#CookforSyria: Black-Eyed Beans with Chard and Green Herb Mash.



For the Beans 1 leek 1 tablespoon coconut oil or olive oil 2 cloves of garlic a good pinch of chilli powder or chopped dried chilli 2 × 400g tins of black-eyed beans 1 teaspoon vegetable stock powder, or 1⁄2 a stock cube 250ml of passata a good grating of nutmeg ½ a teaspoon of ground cinnamon 1⁄2 an unwaxed lemon 200g bunch of Swiss or rainbow chard or greens of your choice

For the Herb Smash A small bunch of fresh coriander A small bunch of fresh parsley 2 green chillies 2 cloves of garlic 30g shelled walnuts 1 tablespoon runny honey or maple syrup 2 tablespoons good olive oil the juice of 1⁄2 a lemon


Fill and boil a kettle and get all your ingredients together.

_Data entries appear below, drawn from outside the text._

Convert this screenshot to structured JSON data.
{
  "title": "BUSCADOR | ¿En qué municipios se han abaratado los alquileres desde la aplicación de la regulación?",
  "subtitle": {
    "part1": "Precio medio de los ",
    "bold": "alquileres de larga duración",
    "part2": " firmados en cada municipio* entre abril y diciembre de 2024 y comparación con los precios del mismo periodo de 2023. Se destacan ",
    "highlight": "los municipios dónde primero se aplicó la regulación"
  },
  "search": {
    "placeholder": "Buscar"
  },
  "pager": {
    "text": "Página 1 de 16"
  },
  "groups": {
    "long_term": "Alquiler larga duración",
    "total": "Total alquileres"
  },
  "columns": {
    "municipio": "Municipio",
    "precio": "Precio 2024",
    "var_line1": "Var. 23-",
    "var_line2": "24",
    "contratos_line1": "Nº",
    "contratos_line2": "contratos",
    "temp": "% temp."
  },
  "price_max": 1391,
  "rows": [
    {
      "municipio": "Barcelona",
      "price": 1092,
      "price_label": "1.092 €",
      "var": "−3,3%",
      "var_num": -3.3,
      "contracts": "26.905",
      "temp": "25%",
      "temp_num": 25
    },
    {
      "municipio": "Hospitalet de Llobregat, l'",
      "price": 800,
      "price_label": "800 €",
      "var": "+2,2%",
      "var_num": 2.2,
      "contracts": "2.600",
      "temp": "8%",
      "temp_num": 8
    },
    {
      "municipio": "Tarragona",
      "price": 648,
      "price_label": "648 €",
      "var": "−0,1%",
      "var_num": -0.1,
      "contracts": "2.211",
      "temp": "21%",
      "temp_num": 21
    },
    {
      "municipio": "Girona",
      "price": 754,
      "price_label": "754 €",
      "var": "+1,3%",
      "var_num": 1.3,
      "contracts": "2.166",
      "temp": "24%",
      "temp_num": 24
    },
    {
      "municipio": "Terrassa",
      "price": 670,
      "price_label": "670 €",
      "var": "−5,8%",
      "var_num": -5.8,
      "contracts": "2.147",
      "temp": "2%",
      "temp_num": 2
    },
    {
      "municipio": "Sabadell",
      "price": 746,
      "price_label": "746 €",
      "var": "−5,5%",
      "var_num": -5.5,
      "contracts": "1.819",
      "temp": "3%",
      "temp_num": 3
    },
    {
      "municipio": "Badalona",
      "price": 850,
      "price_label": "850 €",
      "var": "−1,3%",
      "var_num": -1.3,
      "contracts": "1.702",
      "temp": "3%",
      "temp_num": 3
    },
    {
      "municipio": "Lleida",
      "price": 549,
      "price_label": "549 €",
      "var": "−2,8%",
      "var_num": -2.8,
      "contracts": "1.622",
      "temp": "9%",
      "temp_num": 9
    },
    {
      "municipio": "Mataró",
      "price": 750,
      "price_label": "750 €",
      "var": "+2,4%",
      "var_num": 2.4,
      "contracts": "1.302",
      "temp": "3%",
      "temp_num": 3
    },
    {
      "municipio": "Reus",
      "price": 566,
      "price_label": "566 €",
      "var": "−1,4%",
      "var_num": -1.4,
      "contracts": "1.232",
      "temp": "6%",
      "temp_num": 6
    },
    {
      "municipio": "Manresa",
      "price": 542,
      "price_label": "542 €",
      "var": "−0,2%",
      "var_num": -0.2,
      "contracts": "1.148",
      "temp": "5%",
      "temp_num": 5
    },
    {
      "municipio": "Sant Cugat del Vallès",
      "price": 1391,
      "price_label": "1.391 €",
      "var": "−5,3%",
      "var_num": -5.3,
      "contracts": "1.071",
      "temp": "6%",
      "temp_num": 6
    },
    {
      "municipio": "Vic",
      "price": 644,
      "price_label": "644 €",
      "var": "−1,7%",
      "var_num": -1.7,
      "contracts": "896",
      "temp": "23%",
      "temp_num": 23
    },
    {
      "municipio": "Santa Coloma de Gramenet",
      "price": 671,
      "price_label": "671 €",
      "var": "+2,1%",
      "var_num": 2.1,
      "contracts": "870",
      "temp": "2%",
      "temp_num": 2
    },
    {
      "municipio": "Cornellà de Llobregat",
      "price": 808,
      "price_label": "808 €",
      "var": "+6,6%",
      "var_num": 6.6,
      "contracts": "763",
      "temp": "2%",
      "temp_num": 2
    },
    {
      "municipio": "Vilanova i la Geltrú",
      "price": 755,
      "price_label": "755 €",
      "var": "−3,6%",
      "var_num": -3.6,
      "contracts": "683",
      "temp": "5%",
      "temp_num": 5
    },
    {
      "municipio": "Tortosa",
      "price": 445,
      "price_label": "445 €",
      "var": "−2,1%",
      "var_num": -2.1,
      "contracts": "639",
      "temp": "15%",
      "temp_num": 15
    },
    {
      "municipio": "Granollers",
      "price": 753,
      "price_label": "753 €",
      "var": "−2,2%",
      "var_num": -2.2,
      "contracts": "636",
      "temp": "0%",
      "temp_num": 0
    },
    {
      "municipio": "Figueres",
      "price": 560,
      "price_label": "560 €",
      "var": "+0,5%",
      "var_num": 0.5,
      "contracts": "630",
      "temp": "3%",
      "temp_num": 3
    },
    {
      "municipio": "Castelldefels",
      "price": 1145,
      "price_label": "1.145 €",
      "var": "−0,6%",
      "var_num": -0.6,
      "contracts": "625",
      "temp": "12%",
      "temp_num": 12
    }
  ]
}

Put a large saucepan on the heat.

Wash and finely slice the leek.

Add to the saucepan with a tablespoon of coconut or olive oil and cook for a couple of minutes until soft and sweet.

Finely slice the garlic and add to the pan with the chilli powder or dried chilli and cook for a couple of minutes, until the garlic is beginning to brown.

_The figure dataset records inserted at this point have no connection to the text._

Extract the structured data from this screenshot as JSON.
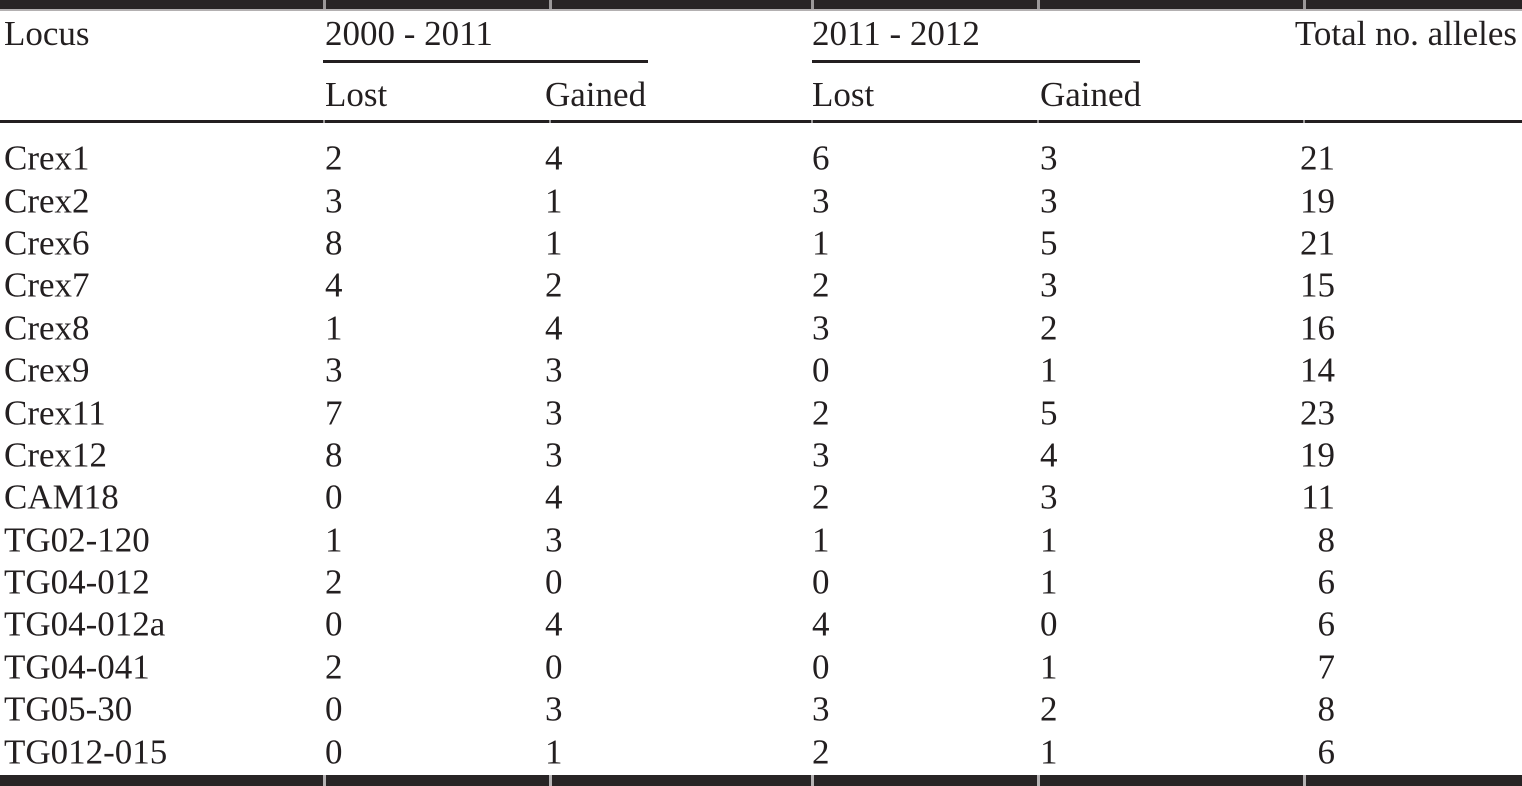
{
  "table": {
    "title_semantic": "Alleles lost and gained per locus",
    "columns": {
      "locus": "Locus",
      "period1": "2000 - 2011",
      "period2": "2011 - 2012",
      "lost": "Lost",
      "gained": "Gained",
      "total": "Total no. alleles"
    },
    "rows": [
      {
        "locus": "Crex1",
        "p1_lost": "2",
        "p1_gained": "4",
        "p2_lost": "6",
        "p2_gained": "3",
        "total": "21"
      },
      {
        "locus": "Crex2",
        "p1_lost": "3",
        "p1_gained": "1",
        "p2_lost": "3",
        "p2_gained": "3",
        "total": "19"
      },
      {
        "locus": "Crex6",
        "p1_lost": "8",
        "p1_gained": "1",
        "p2_lost": "1",
        "p2_gained": "5",
        "total": "21"
      },
      {
        "locus": "Crex7",
        "p1_lost": "4",
        "p1_gained": "2",
        "p2_lost": "2",
        "p2_gained": "3",
        "total": "15"
      },
      {
        "locus": "Crex8",
        "p1_lost": "1",
        "p1_gained": "4",
        "p2_lost": "3",
        "p2_gained": "2",
        "total": "16"
      },
      {
        "locus": "Crex9",
        "p1_lost": "3",
        "p1_gained": "3",
        "p2_lost": "0",
        "p2_gained": "1",
        "total": "14"
      },
      {
        "locus": "Crex11",
        "p1_lost": "7",
        "p1_gained": "3",
        "p2_lost": "2",
        "p2_gained": "5",
        "total": "23"
      },
      {
        "locus": "Crex12",
        "p1_lost": "8",
        "p1_gained": "3",
        "p2_lost": "3",
        "p2_gained": "4",
        "total": "19"
      },
      {
        "locus": "CAM18",
        "p1_lost": "0",
        "p1_gained": "4",
        "p2_lost": "2",
        "p2_gained": "3",
        "total": "11"
      },
      {
        "locus": "TG02-120",
        "p1_lost": "1",
        "p1_gained": "3",
        "p2_lost": "1",
        "p2_gained": "1",
        "total": "8"
      },
      {
        "locus": "TG04-012",
        "p1_lost": "2",
        "p1_gained": "0",
        "p2_lost": "0",
        "p2_gained": "1",
        "total": "6"
      },
      {
        "locus": "TG04-012a",
        "p1_lost": "0",
        "p1_gained": "4",
        "p2_lost": "4",
        "p2_gained": "0",
        "total": "6"
      },
      {
        "locus": "TG04-041",
        "p1_lost": "2",
        "p1_gained": "0",
        "p2_lost": "0",
        "p2_gained": "1",
        "total": "7"
      },
      {
        "locus": "TG05-30",
        "p1_lost": "0",
        "p1_gained": "3",
        "p2_lost": "3",
        "p2_gained": "2",
        "total": "8"
      },
      {
        "locus": "TG012-015",
        "p1_lost": "0",
        "p1_gained": "1",
        "p2_lost": "2",
        "p2_gained": "1",
        "total": "6"
      }
    ]
  },
  "colors": {
    "text": "#231f20",
    "rule": "#282425",
    "background": "#ffffff"
  }
}
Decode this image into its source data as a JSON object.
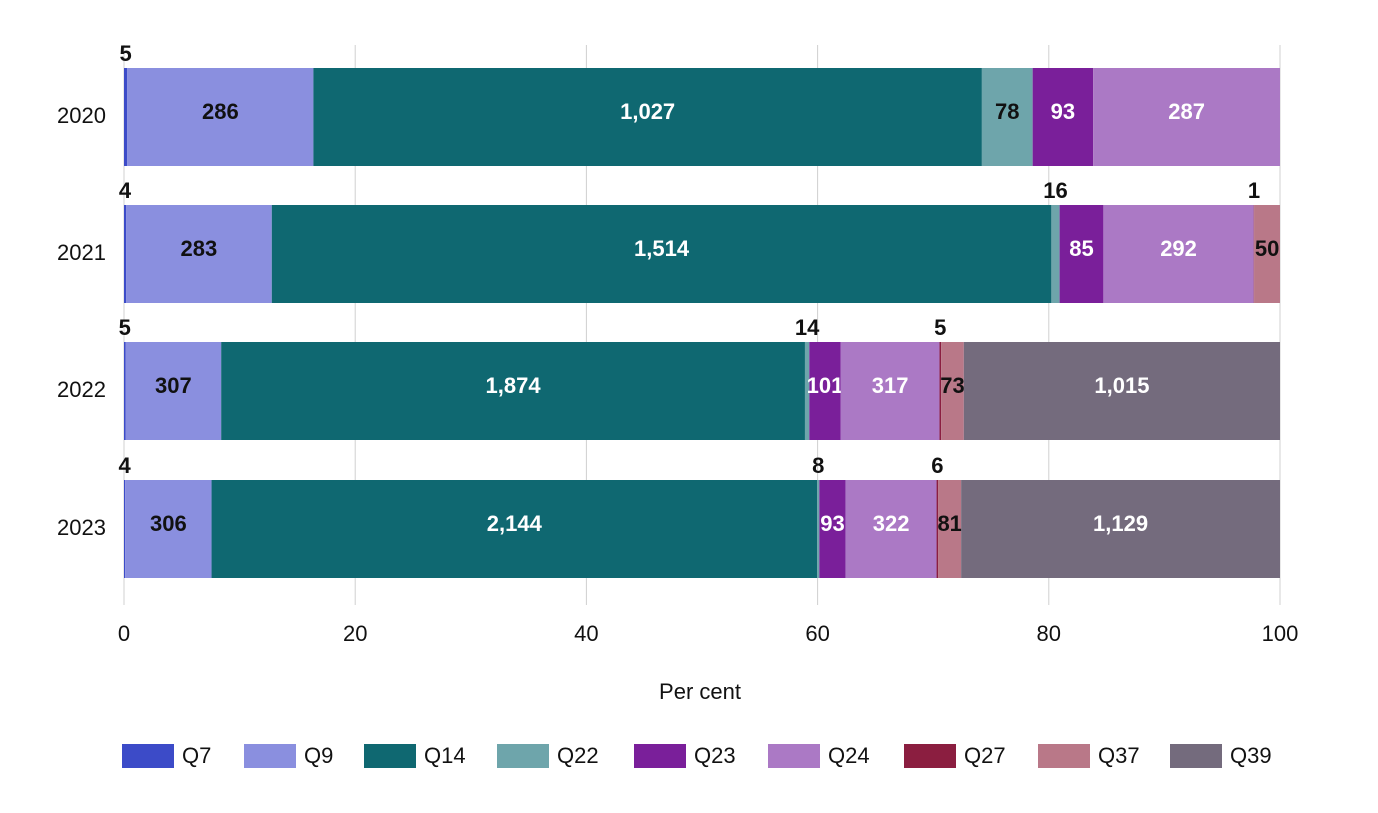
{
  "chart_data": {
    "type": "bar",
    "orientation": "horizontal",
    "stack": "percent",
    "x_label": "Per cent",
    "categories": [
      "2020",
      "2021",
      "2022",
      "2023"
    ],
    "xlim": [
      0,
      100
    ],
    "xticks": [
      0,
      20,
      40,
      60,
      80,
      100
    ],
    "grid": true,
    "legend": "bottom",
    "series": [
      {
        "name": "Q7",
        "color": "#3c4bc8",
        "values": [
          5,
          4,
          5,
          4
        ]
      },
      {
        "name": "Q9",
        "color": "#8a8fdf",
        "values": [
          286,
          283,
          307,
          306
        ]
      },
      {
        "name": "Q14",
        "color": "#0f6871",
        "values": [
          1027,
          1514,
          1874,
          2144
        ],
        "value_labels": [
          "1,027",
          "1,514",
          "1,874",
          "2,144"
        ]
      },
      {
        "name": "Q22",
        "color": "#6ea5ab",
        "values": [
          78,
          16,
          14,
          8
        ]
      },
      {
        "name": "Q23",
        "color": "#7a1f9a",
        "values": [
          93,
          85,
          101,
          93
        ]
      },
      {
        "name": "Q24",
        "color": "#ab79c5",
        "values": [
          287,
          292,
          317,
          322
        ]
      },
      {
        "name": "Q27",
        "color": "#8b1e40",
        "values": [
          null,
          1,
          5,
          6
        ]
      },
      {
        "name": "Q37",
        "color": "#b97888",
        "values": [
          null,
          50,
          73,
          81
        ]
      },
      {
        "name": "Q39",
        "color": "#746b7d",
        "values": [
          null,
          null,
          1015,
          1129
        ],
        "value_labels": [
          null,
          null,
          "1,015",
          "1,129"
        ]
      }
    ]
  }
}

Add the black-eyed beans with their liquid, the stock powder or cube, 200ml hot water and the passata and bring to a simmer.

Grate in the nutmeg and add the cinnamon, squeeze in the juice of half the lemon, add the squeezed lemon half to the pan and simmer for 10 minutes or so.

Meanwhile, strip the leaves from the chard stalks.

Finely slice the stalks and add them to the pan, then finely shred the leaves and put to one side.

Put all the ingredients for the herb smash into a food processor, squeeze in the juice of the other half of the lemon and blitz until you have a smooth grassy paste.

Season well with salt and pepper.

Once the black beans are soft and flavourful and the liquid has reduced to a thick soup-like consistency, stir in the chard leaves, season well with salt and pepper and leave to cook for a couple of minutes. Scoop into deep bowls and spoon over the herb smash.

If you’re really hungry, some rice or flatbread would go well.